Given Bastion’s success on Xbox Live, we have to ask why Supergiant have defected. Why pick the PS4 as the console of choice for the game, not the Xbox One? The team first met Sony representatives at last year’s PAX East expo in Boston, who invited them to try out the company’s next-gen console ahead of release, and then debut Transistor at E3.
Kasavin says the team actually turned down the offer at first, but were soon won over by Sony’s open stance on self-publishing on PS4 - a vital factor for indie developers, and a policy Microsoft only later adopted for Xbox One. “At first we were like, ‘That's very generous, but no thanks!’ After all, E3 traditionally is a show for bigger studios. But as we learned more about the PS4 we were very impressed by what we saw, and Sony had a very open stance toward smaller teams like ours.”
Kasavin won’t rule out other platforms for Transistor down the line however. “We're coming to PC as well via Steam, so we're not tied down to any one platform. Our only focus is on those versions of the game, but beyond that, we'll see how it goes.”

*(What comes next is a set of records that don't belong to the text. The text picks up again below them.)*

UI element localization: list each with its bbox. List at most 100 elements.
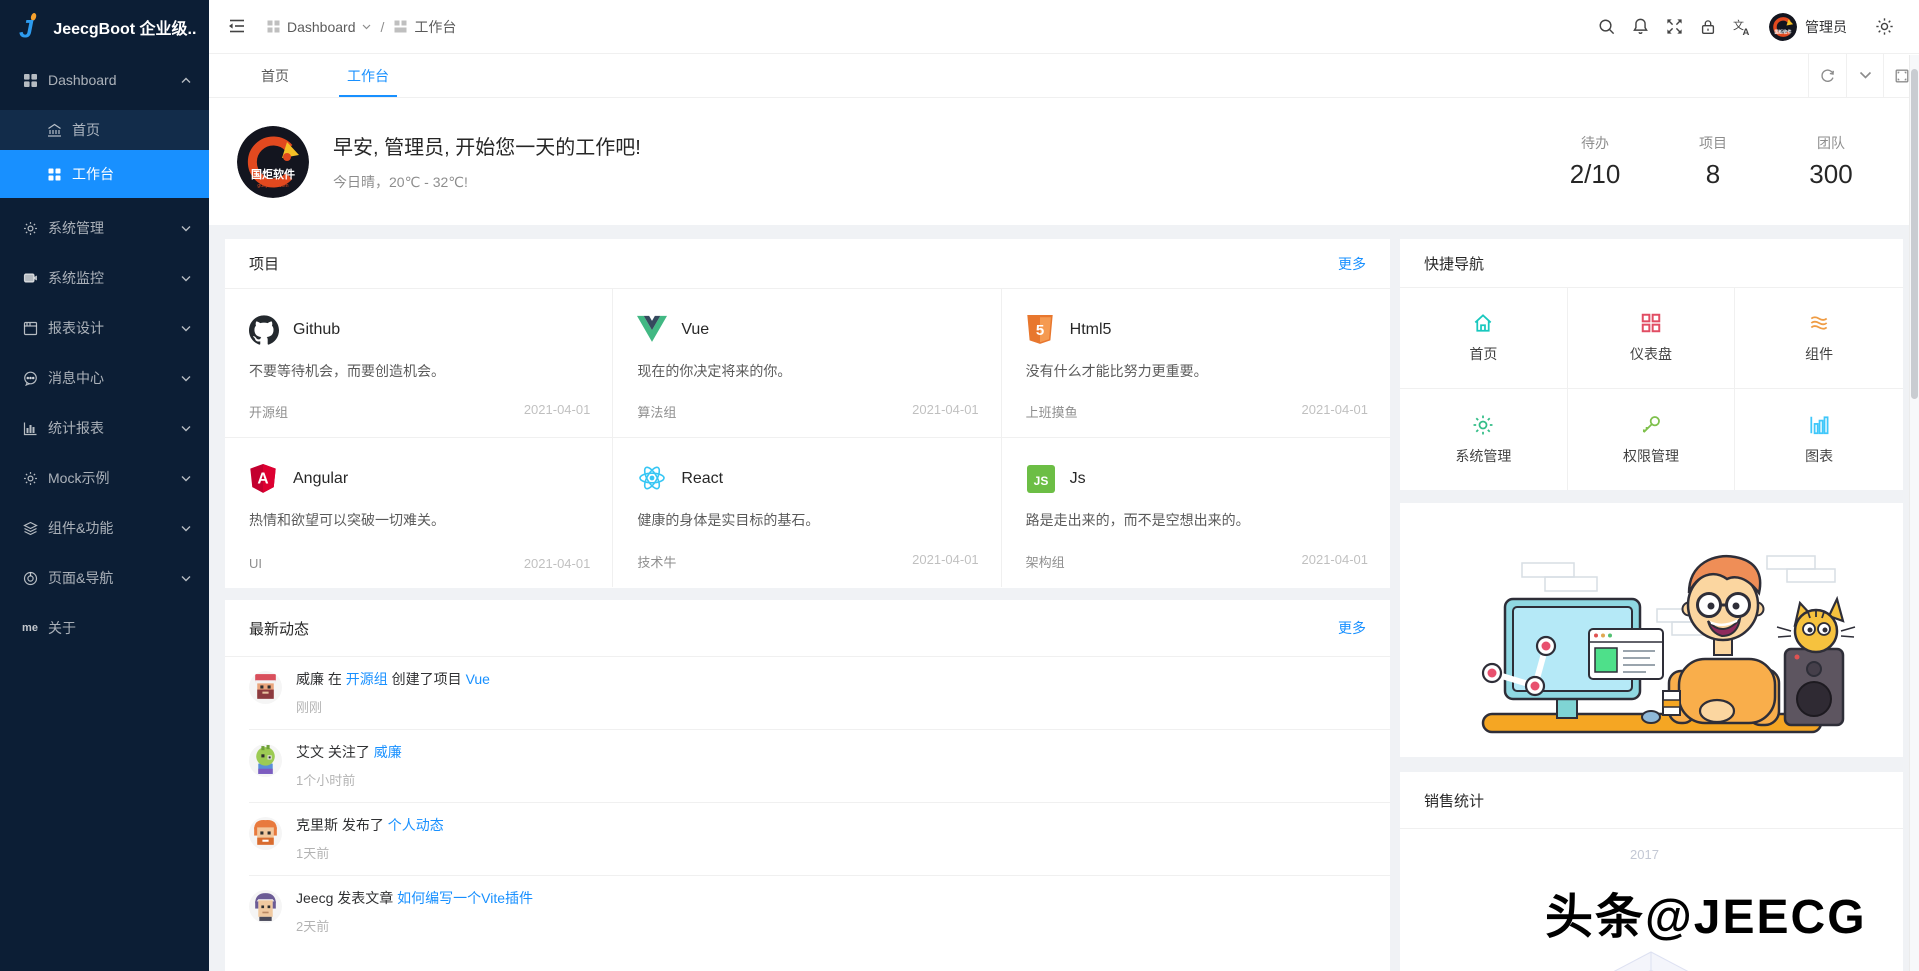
app-logo[interactable]: J JeecgBoot 企业级... [0,0,209,54]
page-tabs: 首页 工作台 [209,54,1919,98]
stat-projects: 项目 8 [1699,135,1727,189]
tab-home[interactable]: 首页 [245,54,305,97]
chevron-down-icon [181,373,191,383]
avatar [249,744,282,777]
projects-card-header: 项目 更多 [225,239,1390,289]
tab-dropdown-chevron-icon[interactable] [1846,54,1883,97]
breadcrumb-separator: / [380,18,385,35]
fullscreen-icon[interactable] [1657,10,1691,44]
project-item-angular[interactable]: A Angular 热情和欲望可以突破一切难关。 UI 2021-04-01 [225,438,614,587]
banner-stats: 待办 2/10 项目 8 团队 300 [1567,133,1859,190]
lock-icon[interactable] [1691,10,1725,44]
sidebar-item-mock[interactable]: Mock示例 [0,458,209,498]
sales-card-header: 销售统计 [1400,772,1903,829]
radar-chart [1613,951,1689,971]
stat-team: 团队 300 [1809,135,1853,189]
tab-toolbar [1808,54,1919,97]
quicknav-card-header: 快捷导航 [1400,239,1903,288]
workbench-grid-icon [46,166,62,182]
search-icon[interactable] [1589,10,1623,44]
svg-text:J: J [19,16,34,42]
sidebar-item-workbench[interactable]: 工作台 [0,150,209,198]
api-gear-icon [22,470,38,486]
project-item-github[interactable]: Github 不要等待机会，而要创造机会。 开源组 2021-04-01 [225,289,614,438]
quicknav-grid: 首页 仪表盘 组件 系统管理 权限管理 图表 [1400,288,1903,490]
svg-text:JS: JS [1033,474,1048,488]
notification-bell-icon[interactable] [1623,10,1657,44]
news-link[interactable]: 个人动态 [388,817,444,833]
bank-icon [46,122,62,138]
app-title: JeecgBoot 企业级... [53,21,197,38]
chevron-down-icon [181,273,191,283]
sidebar-item-components[interactable]: 组件&功能 [0,508,209,548]
monitor-icon [22,270,38,286]
key-icon [1640,414,1662,436]
news-link[interactable]: Vue [466,671,490,687]
menu-collapse-icon[interactable] [227,16,249,38]
welcome-banner: 国炬软件 guojusoft.com 早安, 管理员, 开始您一天的工作吧! 今日… [209,98,1919,225]
avatar [249,890,282,923]
settings-gear-icon[interactable] [1867,10,1901,44]
news-link[interactable]: 开源组 [346,671,388,687]
sidebar-item-report-design[interactable]: 报表设计 [0,308,209,348]
quicknav-item-home[interactable]: 首页 [1400,288,1568,389]
quicknav-title: 快捷导航 [1424,255,1485,273]
chevron-down-icon [362,24,370,29]
header-actions: 文A 国炬软件 管理员 [1589,10,1901,44]
sidebar-item-pages-nav[interactable]: 页面&导航 [0,558,209,598]
avatar: 国炬软件 [1769,12,1797,41]
news-link[interactable]: 如何编写一个Vite插件 [397,890,533,906]
quicknav-card: 快捷导航 首页 仪表盘 组件 系统管理 权限管理 图表 [1400,239,1903,490]
watermark-text: 头条@JEECG [1545,891,1867,944]
project-item-js[interactable]: JS Js 路是走出来的，而不是空想出来的。 架构组 2021-04-01 [1002,438,1390,587]
news-item: 威廉 在 开源组 创建了项目 Vue 刚刚 [249,657,1390,730]
sidebar-item-about[interactable]: me 关于 [0,608,209,648]
message-icon [22,370,38,386]
chevron-up-icon [181,75,191,85]
sidebar-item-dashboard[interactable]: Dashboard [0,60,209,100]
translate-icon[interactable]: 文A [1725,10,1759,44]
news-item: 克里斯 发布了 个人动态 1天前 [249,803,1390,876]
js-icon: JS [1026,464,1056,494]
vue-icon [637,315,668,345]
sidebar-item-system-manage[interactable]: 系统管理 [0,208,209,248]
breadcrumb-current[interactable]: 工作台 [394,17,456,37]
sidebar-item-system-monitor[interactable]: 系统监控 [0,258,209,298]
news-title: 最新动态 [249,620,310,638]
page-scrollbar[interactable] [1909,55,1919,971]
sales-title: 销售统计 [1424,792,1485,810]
tab-workbench[interactable]: 工作台 [331,54,405,97]
welcome-texts: 早安, 管理员, 开始您一天的工作吧! 今日晴，20℃ - 32℃! [333,131,641,192]
sidebar-item-message-center[interactable]: 消息中心 [0,358,209,398]
sidebar-item-stat-report[interactable]: 统计报表 [0,408,209,448]
news-time: 1个小时前 [296,773,356,788]
news-card-header: 最新动态 更多 [225,600,1390,657]
react-icon [637,464,667,494]
refresh-icon[interactable] [1808,54,1846,97]
news-card: 最新动态 更多 威廉 在 开源组 创建了项目 Vue 刚刚 艾文 关注了 威廉 … [225,600,1390,971]
bar-chart-icon [22,420,38,436]
project-item-html5[interactable]: 5 Html5 没有什么才能比努力更重要。 上班摸鱼 2021-04-01 [1001,289,1390,438]
scrollbar-thumb[interactable] [1911,69,1918,399]
quicknav-item-components[interactable]: 组件 [1735,288,1903,389]
news-more-link[interactable]: 更多 [1338,618,1366,638]
angular-icon: A [249,464,279,494]
chevron-down-icon [181,573,191,583]
radar-axis-label: 2017 [1630,847,1659,862]
quicknav-item-auth[interactable]: 权限管理 [1568,389,1736,490]
gear-icon [1472,414,1494,436]
sidebar-item-home[interactable]: 首页 [0,110,209,150]
quicknav-item-dashboard[interactable]: 仪表盘 [1567,288,1736,389]
quicknav-item-system[interactable]: 系统管理 [1400,389,1568,490]
quicknav-item-chart[interactable]: 图表 [1735,389,1903,490]
news-time: 2天前 [296,919,330,934]
news-item: 艾文 关注了 威廉 1个小时前 [249,730,1390,803]
project-item-react[interactable]: React 健康的身体是实目标的基石。 技术牛 2021-04-01 [613,438,1002,587]
user-menu[interactable]: 国炬软件 管理员 [1769,12,1847,41]
projects-more-link[interactable]: 更多 [1338,254,1366,274]
html5-icon: 5 [1026,315,1056,345]
breadcrumb-root[interactable]: Dashboard [267,19,371,35]
chevron-down-icon [181,423,191,433]
news-link[interactable]: 威廉 [374,744,402,760]
project-item-vue[interactable]: Vue 现在的你决定将来的你。 算法组 2021-04-01 [613,289,1002,438]
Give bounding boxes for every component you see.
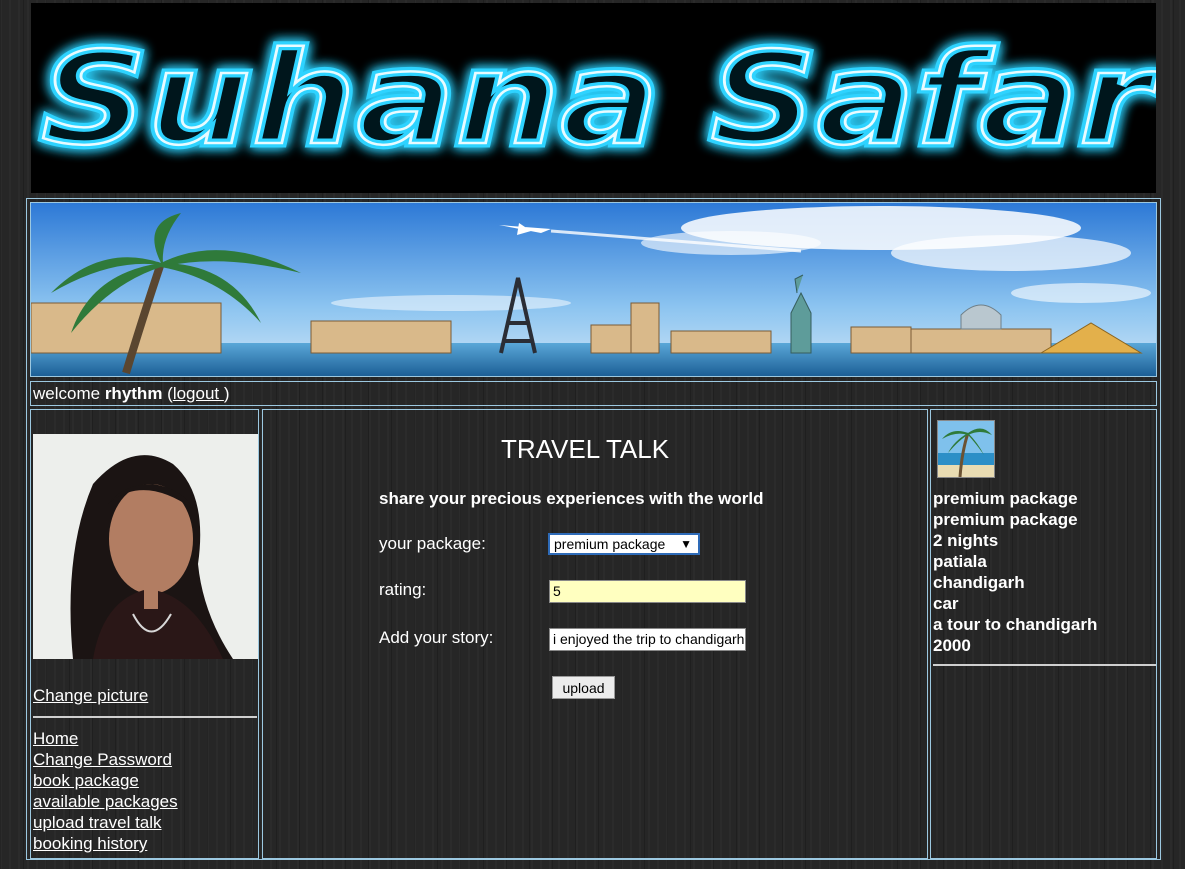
package-details: premium package premium package 2 nights… (933, 488, 1097, 656)
change-picture-link[interactable]: Change picture (33, 686, 148, 706)
sidebar-divider (33, 716, 257, 718)
paren-open: ( (162, 384, 173, 403)
site-logo-banner: Suhana Safar Suhana Safar (31, 3, 1156, 193)
page-title: TRAVEL TALK (500, 434, 670, 464)
package-info-panel: premium package premium package 2 nights… (930, 409, 1157, 859)
username: rhythm (104, 384, 163, 403)
hero-illustration (31, 203, 1156, 376)
sidebar-item-book-package[interactable]: book package (33, 770, 178, 791)
welcome-prefix: welcome (33, 384, 105, 403)
beach-thumbnail-icon (938, 421, 994, 477)
story-label: Add your story: (379, 628, 494, 647)
package-line: premium package (933, 510, 1078, 529)
travel-talk-form: TRAVEL TALK share your precious experien… (262, 409, 928, 859)
package-line: a tour to chandigarh (933, 615, 1098, 634)
package-line: car (933, 594, 959, 613)
package-line: patiala (933, 552, 987, 571)
package-divider (933, 664, 1156, 666)
sidebar-item-upload-travel-talk[interactable]: upload travel talk (33, 812, 178, 833)
neon-logo: Suhana Safar Suhana Safar (37, 21, 1157, 179)
sidebar-item-change-password[interactable]: Change Password (33, 749, 178, 770)
rating-label: rating: (379, 580, 427, 599)
travel-hero-banner (30, 202, 1157, 377)
package-line: premium package (933, 489, 1078, 508)
form-subtitle: share your precious experiences with the… (379, 489, 764, 508)
profile-avatar (33, 434, 258, 659)
profile-photo (33, 434, 258, 659)
package-thumbnail (937, 420, 995, 478)
sidebar-nav: Home Change Password book package availa… (33, 728, 178, 854)
package-label: your package: (379, 534, 486, 553)
upload-button[interactable]: upload (552, 676, 615, 699)
sidebar-item-available-packages[interactable]: available packages (33, 791, 178, 812)
sidebar-item-home[interactable]: Home (33, 728, 178, 749)
left-sidebar: Change picture Home Change Password book… (30, 409, 259, 859)
package-select[interactable]: premium package ▼ (548, 533, 700, 555)
package-line: 2000 (933, 636, 971, 655)
content-table: welcome rhythm (logout ) Change picture … (26, 198, 1161, 860)
logo-text-highlight: Suhana Safar (41, 25, 1156, 174)
rating-input[interactable]: 5 (549, 580, 746, 603)
welcome-bar: welcome rhythm (logout ) (30, 381, 1157, 406)
package-line: 2 nights (933, 531, 999, 550)
sidebar-item-booking-history[interactable]: booking history (33, 833, 178, 854)
logout-link[interactable]: logout (173, 384, 224, 403)
package-select-value: premium package (554, 536, 666, 552)
package-line: chandigarh (933, 573, 1025, 592)
story-input[interactable]: i enjoyed the trip to chandigarh (549, 628, 746, 651)
dropdown-arrow-icon: ▼ (680, 537, 692, 551)
paren-close: ) (223, 384, 230, 403)
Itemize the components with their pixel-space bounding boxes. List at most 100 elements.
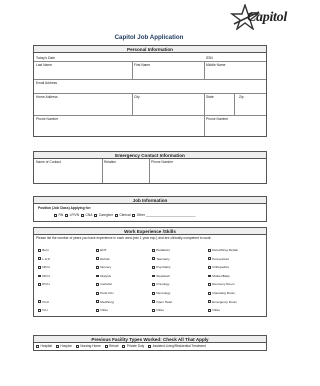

Will Transistor make use of PS4-exclusive features? “Transistor is designed first and foremost as a solo experience and we have no interest in tacking anything onto it just because the console can do it. Sharing features are standard to all PS4 games, but we did find interesting opportunities for some proprietary stuff that happened to fit with our game. The main example is the DualShock 4 controller's light bar flashes in sync with the in-game Transistor weapon when you hear the voice coming from it. That may not sound like much but in our tests we've found it's made quite an impression on players who notice the detail.”
Right now, Transistor is feature complete - the team are simply ironing out the kinks, says Kasavin. “That means everything from re-recording bits of voiceover to sound just right, to fine-tuning the feel and balance of all the different Transistor abilities you'll find in the game, and just testing it a lot to make sure it's resonating with players in the right way. It's a busy time, but an exciting time, as every day or two some great new detail makes it into the game.”
Kasavin hasn’t got an exact shipping date in mind for now, but says we will be seeing the game land this year. “We haven't announced a release date for Transistor just yet but we should be on track to get the game out there sometime this year for PS4 and PC. We'll announce a date just as soon as we're sure we can hit it.”
And what comes after that? Does Supergiant have plans for any Transistor DLC, or a new game? Bastion 2, perhaps? Kasavin is frank in his response. “Nah, we haven't thought that far ahead. Nothing matters except how Transistor turns out. We want to make a complete-feeling game that lives up to our first game.”
That’s no small task. Without the deep pockets of a big publisher, the team, which self-funded Bastion and are bootstrapping their way through Transistor likewise, needs to keep swinging and hitting every time they’re at bat.
“We'd love to continue to stick together for a long time after that provided people keep liking what we're doing,” Kasavin says. From what we’ve seen so far, we have a feeling they will.